Quick Focaccia with Shallots, Garlic & Rosemary.
April 4, 2020by Joanna Gray
This quick recipe is just so easy to make and tastes amazing!
You’ll probably have all of these ingredients in your pantry already.
700 g flour
500 ml water (warm)
20g sea salt
7 g (1 sachet) dried yeast
2 tsp honey
Infused Olive oil with Rosemary and garlic slices.
8 Shallots cooked until soft and still a light colour.
- pre-heat, oven to 200c or gas mark 7.
- Add the flour, sea salt, yeast and honey into a large mixing bowl
- gradually adding in the warm water
- Using a wooden spoon or your hands bring all of the ingredients together (sticky dough)
- knead the sticky dough on a slightly oiled work surface for about 6-8 minutes,
- then place back in to the bowl.
- Covering the top of the bowl with a clean tea towel, leave to prove for about 1 hour or until it has doubled in size, in a warm place.
- In a large baking tin, empty the (now doubled in size) dough and stretch to the shape of the tin and leave for a further 30 mins to prove once more.
- Make some dimples on the top of the dough ready for the delicious topping to be trapped in the holes.

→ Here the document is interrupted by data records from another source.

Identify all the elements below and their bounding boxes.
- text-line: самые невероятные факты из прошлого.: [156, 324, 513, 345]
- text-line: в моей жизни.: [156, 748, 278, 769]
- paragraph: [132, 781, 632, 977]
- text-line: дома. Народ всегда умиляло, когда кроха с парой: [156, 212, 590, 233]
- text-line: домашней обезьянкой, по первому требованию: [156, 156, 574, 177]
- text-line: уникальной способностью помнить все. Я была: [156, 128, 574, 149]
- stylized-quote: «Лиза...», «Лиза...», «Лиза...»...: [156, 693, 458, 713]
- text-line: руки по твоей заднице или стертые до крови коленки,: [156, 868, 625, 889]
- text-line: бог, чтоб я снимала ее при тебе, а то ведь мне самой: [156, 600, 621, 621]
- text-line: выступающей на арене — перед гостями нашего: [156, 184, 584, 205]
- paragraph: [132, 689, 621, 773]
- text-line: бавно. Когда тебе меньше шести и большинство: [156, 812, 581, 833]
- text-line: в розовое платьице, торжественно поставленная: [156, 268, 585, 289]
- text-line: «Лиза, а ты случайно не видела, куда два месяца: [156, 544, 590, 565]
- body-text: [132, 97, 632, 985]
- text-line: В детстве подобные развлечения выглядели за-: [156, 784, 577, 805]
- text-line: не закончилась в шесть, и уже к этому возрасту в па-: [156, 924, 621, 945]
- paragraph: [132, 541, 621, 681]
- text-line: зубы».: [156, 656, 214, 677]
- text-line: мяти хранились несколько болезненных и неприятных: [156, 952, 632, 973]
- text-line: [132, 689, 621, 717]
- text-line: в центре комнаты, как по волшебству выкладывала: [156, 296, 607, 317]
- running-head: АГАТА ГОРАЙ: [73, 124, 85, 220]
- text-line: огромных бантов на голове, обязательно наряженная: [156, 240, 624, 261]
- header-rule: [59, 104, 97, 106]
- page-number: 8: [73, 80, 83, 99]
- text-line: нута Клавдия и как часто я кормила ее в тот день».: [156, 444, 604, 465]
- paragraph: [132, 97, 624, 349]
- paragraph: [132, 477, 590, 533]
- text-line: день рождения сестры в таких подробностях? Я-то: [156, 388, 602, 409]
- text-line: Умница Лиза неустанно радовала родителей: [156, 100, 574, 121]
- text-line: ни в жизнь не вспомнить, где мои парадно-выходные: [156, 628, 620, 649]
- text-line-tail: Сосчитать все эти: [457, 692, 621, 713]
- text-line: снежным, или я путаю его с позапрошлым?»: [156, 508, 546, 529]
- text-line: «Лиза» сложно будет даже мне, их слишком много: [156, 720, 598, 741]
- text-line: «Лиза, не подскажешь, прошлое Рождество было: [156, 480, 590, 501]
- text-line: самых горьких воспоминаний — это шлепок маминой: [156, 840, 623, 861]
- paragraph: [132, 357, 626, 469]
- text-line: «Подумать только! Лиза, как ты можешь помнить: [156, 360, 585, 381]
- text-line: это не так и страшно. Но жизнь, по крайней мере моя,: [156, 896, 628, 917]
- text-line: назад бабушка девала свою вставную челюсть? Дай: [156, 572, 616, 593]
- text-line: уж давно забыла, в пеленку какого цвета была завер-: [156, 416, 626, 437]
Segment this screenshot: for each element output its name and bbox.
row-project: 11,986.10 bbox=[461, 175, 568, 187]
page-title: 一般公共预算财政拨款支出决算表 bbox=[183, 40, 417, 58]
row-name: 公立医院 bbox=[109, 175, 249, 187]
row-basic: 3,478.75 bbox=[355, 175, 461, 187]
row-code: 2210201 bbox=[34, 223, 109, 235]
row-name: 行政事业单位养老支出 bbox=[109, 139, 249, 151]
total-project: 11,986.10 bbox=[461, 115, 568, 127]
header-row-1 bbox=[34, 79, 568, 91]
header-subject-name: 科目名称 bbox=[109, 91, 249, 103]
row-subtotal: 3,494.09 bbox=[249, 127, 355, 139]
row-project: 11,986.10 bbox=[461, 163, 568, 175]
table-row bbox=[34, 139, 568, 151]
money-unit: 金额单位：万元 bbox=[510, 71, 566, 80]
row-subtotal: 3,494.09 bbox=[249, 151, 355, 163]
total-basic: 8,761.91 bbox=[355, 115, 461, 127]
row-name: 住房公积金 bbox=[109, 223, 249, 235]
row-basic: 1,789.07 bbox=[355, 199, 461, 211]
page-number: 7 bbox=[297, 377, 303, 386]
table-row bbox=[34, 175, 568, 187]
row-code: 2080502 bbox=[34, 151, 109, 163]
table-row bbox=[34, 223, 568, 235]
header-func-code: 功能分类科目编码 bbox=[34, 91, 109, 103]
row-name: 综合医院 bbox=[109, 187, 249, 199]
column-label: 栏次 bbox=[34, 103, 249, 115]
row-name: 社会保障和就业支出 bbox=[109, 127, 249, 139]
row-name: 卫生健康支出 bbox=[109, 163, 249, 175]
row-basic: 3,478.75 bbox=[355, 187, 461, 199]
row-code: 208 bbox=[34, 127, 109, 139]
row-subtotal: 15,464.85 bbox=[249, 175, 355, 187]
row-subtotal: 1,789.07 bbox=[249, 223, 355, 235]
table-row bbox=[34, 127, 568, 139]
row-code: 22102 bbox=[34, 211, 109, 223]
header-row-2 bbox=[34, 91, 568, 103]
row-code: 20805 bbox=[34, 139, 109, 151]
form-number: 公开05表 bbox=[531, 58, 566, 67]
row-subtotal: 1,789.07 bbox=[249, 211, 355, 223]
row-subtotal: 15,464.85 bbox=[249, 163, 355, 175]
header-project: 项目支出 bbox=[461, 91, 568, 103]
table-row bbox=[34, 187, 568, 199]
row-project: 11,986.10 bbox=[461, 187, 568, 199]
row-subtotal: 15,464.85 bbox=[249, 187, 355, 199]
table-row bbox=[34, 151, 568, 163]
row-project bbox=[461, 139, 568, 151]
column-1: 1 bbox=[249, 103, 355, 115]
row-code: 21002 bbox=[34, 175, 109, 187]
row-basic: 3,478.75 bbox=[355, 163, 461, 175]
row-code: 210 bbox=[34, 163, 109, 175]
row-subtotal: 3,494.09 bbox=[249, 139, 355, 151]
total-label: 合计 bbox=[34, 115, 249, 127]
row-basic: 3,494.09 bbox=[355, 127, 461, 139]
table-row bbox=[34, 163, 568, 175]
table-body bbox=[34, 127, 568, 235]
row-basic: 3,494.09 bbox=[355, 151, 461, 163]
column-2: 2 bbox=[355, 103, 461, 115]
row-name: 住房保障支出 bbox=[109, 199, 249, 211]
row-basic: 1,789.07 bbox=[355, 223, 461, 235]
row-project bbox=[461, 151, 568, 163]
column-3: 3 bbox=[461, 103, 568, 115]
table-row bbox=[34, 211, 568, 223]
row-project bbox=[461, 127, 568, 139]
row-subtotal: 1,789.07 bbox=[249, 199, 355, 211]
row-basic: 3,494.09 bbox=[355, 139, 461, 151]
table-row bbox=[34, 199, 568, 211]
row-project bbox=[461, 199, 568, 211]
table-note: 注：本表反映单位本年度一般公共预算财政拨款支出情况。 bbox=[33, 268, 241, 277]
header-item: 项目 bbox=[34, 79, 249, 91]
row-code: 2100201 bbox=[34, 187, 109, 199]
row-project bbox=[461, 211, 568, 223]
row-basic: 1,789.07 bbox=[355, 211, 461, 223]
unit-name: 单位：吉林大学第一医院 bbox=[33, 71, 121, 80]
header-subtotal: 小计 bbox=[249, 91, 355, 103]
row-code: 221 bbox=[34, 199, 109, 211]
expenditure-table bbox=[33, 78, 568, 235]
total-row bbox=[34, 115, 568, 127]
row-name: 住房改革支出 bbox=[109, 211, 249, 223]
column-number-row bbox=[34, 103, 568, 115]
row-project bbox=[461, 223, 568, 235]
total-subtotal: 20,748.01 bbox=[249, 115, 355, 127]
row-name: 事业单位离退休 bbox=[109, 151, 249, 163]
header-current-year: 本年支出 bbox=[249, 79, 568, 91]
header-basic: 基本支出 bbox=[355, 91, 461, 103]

- Now spread your cooked shallots and garlic slices on top of the newly proved dough in the baking tin.
- pour on the infused olive oil making sure the oil is around the edges of the dough in the base of the tin (about 1/2cm deep).
- Place in the oven for 20 -30 minutes – until golden brown (play it by ear, keeping an eye on the shallots, ensuring they do not burn).
- cool and then serve with your delicious soup or have it on its own.